What needs to be done up here, we asked? We received some
specific, practical suggestions. The trail up Cardiac Hill: Although
many value the trail as a cardiac workout resource, standard resource
management would counsel switchbacks or other more gradual ascents.
If such a trail were deemed appropriate for runners (e.g. track
teams etc.) there are ways to maintain such steep trails with appropriate
drainage features and routine maintenance. In either case, proper
planning and routine maintenance are necessary for all trail systems
in order to protect natural resources when providing public access.

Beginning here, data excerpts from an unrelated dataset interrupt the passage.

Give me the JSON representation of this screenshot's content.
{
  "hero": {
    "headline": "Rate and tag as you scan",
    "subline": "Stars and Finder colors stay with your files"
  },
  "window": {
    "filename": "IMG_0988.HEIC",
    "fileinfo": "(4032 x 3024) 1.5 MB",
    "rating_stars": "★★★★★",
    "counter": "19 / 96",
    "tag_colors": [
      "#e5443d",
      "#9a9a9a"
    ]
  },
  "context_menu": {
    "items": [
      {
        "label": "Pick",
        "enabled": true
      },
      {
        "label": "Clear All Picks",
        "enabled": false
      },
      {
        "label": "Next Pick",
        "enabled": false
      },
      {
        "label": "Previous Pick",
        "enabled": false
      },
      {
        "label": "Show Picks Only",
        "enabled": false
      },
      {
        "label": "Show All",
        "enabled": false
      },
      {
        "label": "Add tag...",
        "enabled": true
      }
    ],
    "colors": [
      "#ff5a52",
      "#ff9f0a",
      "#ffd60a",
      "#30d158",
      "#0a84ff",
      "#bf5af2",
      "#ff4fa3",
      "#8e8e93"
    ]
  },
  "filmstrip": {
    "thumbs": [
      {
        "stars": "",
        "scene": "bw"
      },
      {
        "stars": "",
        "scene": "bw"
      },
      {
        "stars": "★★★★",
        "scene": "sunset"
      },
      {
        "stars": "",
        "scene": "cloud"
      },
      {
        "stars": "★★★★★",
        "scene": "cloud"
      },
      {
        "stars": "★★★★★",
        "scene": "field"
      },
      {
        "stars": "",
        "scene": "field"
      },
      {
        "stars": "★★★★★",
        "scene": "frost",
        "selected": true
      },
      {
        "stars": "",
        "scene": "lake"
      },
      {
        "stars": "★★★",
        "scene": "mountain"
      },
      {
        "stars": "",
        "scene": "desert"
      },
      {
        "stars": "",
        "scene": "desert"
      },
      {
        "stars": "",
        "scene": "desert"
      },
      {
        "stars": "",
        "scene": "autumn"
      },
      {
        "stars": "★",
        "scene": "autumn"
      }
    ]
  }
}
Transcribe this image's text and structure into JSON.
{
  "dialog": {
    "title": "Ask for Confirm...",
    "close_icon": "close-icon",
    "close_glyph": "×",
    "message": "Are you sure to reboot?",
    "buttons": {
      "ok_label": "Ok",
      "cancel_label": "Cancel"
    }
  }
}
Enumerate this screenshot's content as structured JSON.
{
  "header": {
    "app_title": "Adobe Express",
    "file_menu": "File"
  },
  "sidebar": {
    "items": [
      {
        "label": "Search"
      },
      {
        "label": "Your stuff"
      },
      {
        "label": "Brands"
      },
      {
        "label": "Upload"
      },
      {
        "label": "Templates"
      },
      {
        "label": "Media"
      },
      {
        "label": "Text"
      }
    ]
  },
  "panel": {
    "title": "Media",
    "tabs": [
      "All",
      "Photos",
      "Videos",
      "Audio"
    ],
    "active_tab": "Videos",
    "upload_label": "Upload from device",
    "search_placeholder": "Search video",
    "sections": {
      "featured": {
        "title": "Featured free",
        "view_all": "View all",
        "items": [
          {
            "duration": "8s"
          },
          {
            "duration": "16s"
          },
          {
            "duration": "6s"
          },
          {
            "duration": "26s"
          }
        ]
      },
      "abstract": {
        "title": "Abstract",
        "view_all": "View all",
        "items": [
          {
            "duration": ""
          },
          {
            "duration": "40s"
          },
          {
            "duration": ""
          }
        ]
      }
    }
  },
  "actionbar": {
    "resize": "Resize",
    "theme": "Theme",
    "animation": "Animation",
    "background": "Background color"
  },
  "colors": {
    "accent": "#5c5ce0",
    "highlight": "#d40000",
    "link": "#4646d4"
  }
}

Grazing: Craig told us about "holistic range management"
ideas that could be used here, where grazing is seasonally timed
to spare native plants and grasses but consume the nonnative annuals.
Riparian areas could be protected from destruction by giving cattle
alternative water sources, salt licks and other strategies to protect
willows and cottonwoods. Such grazing could be managed to control
fire danger. Riparian areas: Riparian areas could be restored by
plantings of natives such as willows and perhaps even cottonwoods
in some areas. Chutes (previously installed in the creeks in a misguided
attempt at erosion control) should be removed. Cattle grazing would
be prevented here.
Trail density: David pointed out that the 20 miles of trails
identified by Stanford's Conservation Biology Dept. do not constitute
excessive trail density in an urban interface open space such as
the Stanford Hills. Arastradero Preserve, a comparable urban interface
open space area, has 16 miles of trails on its 600 acres, and Rancho
San Antonio also has high trail density.
What steps should be taken first?
Trail mapping: Trail mapping: GPS (geographical positioning
system)and GIS (geographic information systems) technology should
be used to make a fair and honest assessment of the trail system
and natural resources, in conjunction with the aerial mapping which
has been used to date.
Master trail plan: Stanford could host a master trail planning
process allowing the public and resource experts together to create
a Master Trail Plan, giving strong consideration to establishing
regional trail connections through the Dish area to Arastradero
Preserve. For instance, if a trail straight up Cardiac Hill is an
important public resource, that could be incorporated into the master
plan with expert land management advise on how that might be accomplished;
or if certain meadows of wildflowers were considered a precious
public resource, a trail might be included nearby.
Vision for a preeminent Department of Resource Management at
Stanford University: The university could develop a preeminent
multidisciplinary land management program centered around the restoration
of Stanford land for the benefit of the both the public and wildlife.
Stanford could conduct research on this land in the emerging field
of ecological restoration, leading the world in understanding the
enormous complexity of restoring degraded ecosystems. Research projects
could address issues such as: a) the impact of dogs, on and off
leash; b) restoration of natural predators as a way to keep ground
squirrels in check; c) compatibility of cattle grazing in an open
space area; d) optimal trail density; e) resource managing to attract
or deter various species of plants and animals; f) fire ecology;
g) techniques of managing for wildlife diversity. This land could
be a vehicle for Stanford to showcase expertise in resource management,
for outreach to the community surrounding it, for team-building
for its own employees (offering time off from regular work in exchange
for time spent helping with restoration projects).